Metaphone phonetic encoding (Lawrence Philips, 1990).

A more discriminating phonetic encoder than Text.Phonetic.Soundex. Metaphone produces variable-length codes that better reflect English pronunciation rules, handling common digraphs (gh, kn, wr), silent letters, and context-dependent consonant pronunciation.

Differences from Soundex

  • Variable-length output. Metaphone codes are as long as needed to encode the word, unlike Soundex's fixed four-character output. Use encode/2 with a :max_length option to truncate.

  • Letters, not digits. The output uses letters that approximate the phonemes in the source — K for hard C/K, S for soft C/S/Z, 0 (the digit zero) for the unvoiced th in "thin", X for sh, etc.

  • Better discrimination. Phillips/Phyllips/Filips all encode to FLPS; Tomson/Thompson both encode to TMSN/TMSN. Metaphone is rarely tighter than Soundex on collisions but is much more discriminating on intentionally different inputs.

When to use

Metaphone is the standard choice for fuzzy English-name matching in search, deduplication, and record-linkage pipelines. For multilingual or non-Anglo names, Double Metaphone (not yet implemented in this module) produces better results.

Algorithm

Implementation follows the rules described in Philips' 1990 paper "Hanging on the Metaphone" and the canonical reference port at https://en.wikipedia.org/wiki/Metaphone. Where references disagree on edge cases, we follow the most commonly-cited interpretation.

Summary

Functions

Returns the Metaphone code for an English word.

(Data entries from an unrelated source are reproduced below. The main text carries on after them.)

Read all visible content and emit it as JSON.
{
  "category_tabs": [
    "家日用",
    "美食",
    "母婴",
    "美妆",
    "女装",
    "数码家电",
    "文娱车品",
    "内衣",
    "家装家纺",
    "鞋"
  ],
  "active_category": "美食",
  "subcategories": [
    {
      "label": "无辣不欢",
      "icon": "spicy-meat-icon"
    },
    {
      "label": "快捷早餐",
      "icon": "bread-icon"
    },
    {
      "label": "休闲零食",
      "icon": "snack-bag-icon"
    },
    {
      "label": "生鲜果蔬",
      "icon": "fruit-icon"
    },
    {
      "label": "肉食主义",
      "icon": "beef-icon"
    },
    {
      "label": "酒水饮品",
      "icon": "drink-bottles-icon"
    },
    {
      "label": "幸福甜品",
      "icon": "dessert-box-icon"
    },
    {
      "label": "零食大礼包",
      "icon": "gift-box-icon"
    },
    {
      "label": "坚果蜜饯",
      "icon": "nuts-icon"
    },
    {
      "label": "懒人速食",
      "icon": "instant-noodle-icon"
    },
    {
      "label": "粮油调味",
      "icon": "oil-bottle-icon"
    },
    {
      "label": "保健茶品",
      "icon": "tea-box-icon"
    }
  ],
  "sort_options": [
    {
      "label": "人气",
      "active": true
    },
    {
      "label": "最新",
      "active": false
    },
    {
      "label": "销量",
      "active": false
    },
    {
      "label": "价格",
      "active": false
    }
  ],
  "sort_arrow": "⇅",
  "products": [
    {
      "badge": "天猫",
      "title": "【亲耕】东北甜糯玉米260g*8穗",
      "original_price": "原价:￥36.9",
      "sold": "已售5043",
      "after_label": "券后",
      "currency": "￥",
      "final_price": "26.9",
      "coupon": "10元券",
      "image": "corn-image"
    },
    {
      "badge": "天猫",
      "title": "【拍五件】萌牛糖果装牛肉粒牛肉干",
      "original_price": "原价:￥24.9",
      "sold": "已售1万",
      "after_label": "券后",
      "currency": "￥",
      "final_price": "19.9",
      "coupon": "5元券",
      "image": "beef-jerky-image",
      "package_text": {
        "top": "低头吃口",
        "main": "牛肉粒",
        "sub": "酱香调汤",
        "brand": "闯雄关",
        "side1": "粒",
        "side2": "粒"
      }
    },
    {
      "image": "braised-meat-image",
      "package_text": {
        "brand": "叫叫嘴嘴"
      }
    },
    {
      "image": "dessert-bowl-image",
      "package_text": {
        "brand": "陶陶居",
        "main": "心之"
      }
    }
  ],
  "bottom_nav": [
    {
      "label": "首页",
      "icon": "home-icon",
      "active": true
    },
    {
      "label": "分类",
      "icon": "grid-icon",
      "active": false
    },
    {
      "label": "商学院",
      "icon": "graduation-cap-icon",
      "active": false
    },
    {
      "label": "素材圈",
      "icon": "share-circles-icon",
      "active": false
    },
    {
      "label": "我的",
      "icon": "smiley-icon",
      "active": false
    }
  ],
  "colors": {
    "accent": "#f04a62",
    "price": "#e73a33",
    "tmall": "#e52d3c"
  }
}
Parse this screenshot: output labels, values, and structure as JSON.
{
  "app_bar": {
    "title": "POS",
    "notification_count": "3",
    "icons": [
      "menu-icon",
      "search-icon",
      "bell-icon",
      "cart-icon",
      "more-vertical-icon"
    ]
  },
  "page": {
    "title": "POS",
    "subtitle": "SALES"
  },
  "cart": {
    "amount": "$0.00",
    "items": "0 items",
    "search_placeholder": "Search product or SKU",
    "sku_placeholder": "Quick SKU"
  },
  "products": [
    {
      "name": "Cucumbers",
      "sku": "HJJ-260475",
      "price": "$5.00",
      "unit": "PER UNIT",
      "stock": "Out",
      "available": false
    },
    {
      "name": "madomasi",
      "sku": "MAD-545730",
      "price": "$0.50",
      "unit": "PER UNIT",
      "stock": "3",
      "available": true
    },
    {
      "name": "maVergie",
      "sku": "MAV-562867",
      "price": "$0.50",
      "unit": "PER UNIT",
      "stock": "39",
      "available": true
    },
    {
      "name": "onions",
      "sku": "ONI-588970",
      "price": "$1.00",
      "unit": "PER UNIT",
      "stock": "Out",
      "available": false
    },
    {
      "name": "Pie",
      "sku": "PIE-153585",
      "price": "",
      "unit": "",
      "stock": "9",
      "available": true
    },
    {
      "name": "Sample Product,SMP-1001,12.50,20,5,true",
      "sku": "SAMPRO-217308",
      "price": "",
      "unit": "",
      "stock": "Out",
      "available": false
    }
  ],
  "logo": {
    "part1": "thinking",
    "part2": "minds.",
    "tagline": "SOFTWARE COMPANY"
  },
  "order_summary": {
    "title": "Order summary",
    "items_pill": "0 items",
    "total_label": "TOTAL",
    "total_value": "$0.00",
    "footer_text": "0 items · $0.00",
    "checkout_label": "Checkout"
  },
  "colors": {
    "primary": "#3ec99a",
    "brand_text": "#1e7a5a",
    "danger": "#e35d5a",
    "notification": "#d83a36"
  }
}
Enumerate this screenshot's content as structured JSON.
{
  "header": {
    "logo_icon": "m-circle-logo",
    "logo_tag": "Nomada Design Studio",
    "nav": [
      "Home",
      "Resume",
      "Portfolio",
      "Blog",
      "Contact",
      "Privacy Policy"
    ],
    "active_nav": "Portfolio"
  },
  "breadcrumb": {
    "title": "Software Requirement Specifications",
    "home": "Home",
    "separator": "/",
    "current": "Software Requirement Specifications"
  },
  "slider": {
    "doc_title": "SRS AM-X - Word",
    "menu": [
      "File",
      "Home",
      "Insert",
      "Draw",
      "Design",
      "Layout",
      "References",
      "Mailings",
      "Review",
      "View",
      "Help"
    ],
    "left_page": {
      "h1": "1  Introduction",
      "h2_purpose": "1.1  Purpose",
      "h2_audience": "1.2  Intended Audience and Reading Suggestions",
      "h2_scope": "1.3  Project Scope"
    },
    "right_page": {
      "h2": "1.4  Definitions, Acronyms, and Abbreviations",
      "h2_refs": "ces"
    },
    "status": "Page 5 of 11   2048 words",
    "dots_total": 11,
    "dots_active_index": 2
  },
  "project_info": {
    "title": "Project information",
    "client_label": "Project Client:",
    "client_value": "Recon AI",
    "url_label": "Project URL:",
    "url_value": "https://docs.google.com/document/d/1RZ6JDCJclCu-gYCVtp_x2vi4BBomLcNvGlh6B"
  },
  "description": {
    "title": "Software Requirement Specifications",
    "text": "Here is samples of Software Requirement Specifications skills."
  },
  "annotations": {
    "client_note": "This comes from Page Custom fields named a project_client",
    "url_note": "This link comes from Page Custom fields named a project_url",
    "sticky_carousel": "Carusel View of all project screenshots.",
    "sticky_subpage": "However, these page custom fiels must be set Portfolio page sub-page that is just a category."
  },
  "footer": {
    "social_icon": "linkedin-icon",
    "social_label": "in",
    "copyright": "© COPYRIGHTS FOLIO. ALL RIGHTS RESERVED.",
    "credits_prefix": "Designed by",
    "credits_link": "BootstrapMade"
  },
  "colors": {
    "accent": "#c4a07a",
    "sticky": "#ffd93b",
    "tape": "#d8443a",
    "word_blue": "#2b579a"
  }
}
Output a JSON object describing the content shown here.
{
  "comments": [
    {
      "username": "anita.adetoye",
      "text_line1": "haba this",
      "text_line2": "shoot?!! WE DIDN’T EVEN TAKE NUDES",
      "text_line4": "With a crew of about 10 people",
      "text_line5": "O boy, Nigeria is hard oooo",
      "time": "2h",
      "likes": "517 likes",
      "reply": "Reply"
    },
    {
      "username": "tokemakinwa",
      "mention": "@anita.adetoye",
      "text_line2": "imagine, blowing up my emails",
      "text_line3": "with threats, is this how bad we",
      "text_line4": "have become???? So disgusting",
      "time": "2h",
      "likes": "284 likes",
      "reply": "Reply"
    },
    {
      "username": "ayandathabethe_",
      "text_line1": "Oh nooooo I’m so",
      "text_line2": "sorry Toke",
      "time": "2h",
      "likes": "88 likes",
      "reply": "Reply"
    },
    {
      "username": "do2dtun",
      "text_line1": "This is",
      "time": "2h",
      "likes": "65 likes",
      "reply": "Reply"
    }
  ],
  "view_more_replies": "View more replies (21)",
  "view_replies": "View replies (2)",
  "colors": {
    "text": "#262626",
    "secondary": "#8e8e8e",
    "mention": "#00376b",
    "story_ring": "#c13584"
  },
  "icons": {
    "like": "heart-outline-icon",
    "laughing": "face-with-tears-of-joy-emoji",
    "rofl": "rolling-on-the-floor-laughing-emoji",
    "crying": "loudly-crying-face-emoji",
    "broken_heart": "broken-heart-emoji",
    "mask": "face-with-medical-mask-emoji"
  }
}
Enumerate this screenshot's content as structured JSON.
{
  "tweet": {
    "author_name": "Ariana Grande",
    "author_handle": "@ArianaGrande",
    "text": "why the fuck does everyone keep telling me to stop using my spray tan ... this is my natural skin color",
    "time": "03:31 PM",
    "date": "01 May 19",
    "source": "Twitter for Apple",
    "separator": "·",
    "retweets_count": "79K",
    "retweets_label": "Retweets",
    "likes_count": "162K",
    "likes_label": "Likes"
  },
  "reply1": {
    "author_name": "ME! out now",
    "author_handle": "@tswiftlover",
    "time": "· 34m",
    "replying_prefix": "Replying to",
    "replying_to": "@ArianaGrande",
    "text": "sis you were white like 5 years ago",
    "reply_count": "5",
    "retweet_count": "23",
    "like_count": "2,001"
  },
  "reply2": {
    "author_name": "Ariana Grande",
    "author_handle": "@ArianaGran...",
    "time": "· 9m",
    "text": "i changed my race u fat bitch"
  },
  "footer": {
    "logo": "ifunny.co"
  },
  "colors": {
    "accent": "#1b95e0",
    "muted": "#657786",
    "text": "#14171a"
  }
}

Returns true if word_a and word_b produce the same Metaphone code (and both produce a non-empty code).

Functions

encode(word, options \\ [])

@spec encode(
  String.t(),
  keyword()
) :: String.t()

Returns the Metaphone code for an English word.

Arguments

  • word is a string. Non-letter characters are stripped before encoding.

Options

  • :max_length — truncate the output to this many characters. Defaults to no truncation. Pass 4 to mimic Soundex's fixed length.

Returns

  • An uppercase ASCII string. Returns "" for empty or letter-free input.

Examples

iex> Text.Phonetic.Metaphone.encode("Thompson")
"0MPSN"

iex> Text.Phonetic.Metaphone.encode("Phillips")
"FLPS"

iex> Text.Phonetic.Metaphone.encode("Knight")
"NT"

iex> Text.Phonetic.Metaphone.encode("Wright")
"RT"

iex> Text.Phonetic.Metaphone.encode("")
""

match?(word_a, word_b, options \\ [])

@spec match?(String.t(), String.t(), keyword()) :: boolean()

Returns true if word_a and word_b produce the same Metaphone code (and both produce a non-empty code).

Arguments

  • word_a is a string.

  • word_b is a string.

Options

Same as encode/2. The same options are applied to both inputs.

Returns

  • true when both inputs produce a non-empty Metaphone code and the codes are equal.

  • false otherwise.

Examples

iex> Text.Phonetic.Metaphone.match?("knight", "night")
true

iex> Text.Phonetic.Metaphone.match?("Wright", "Right")
true

iex> Text.Phonetic.Metaphone.match?("Smith", "Schmidt")
false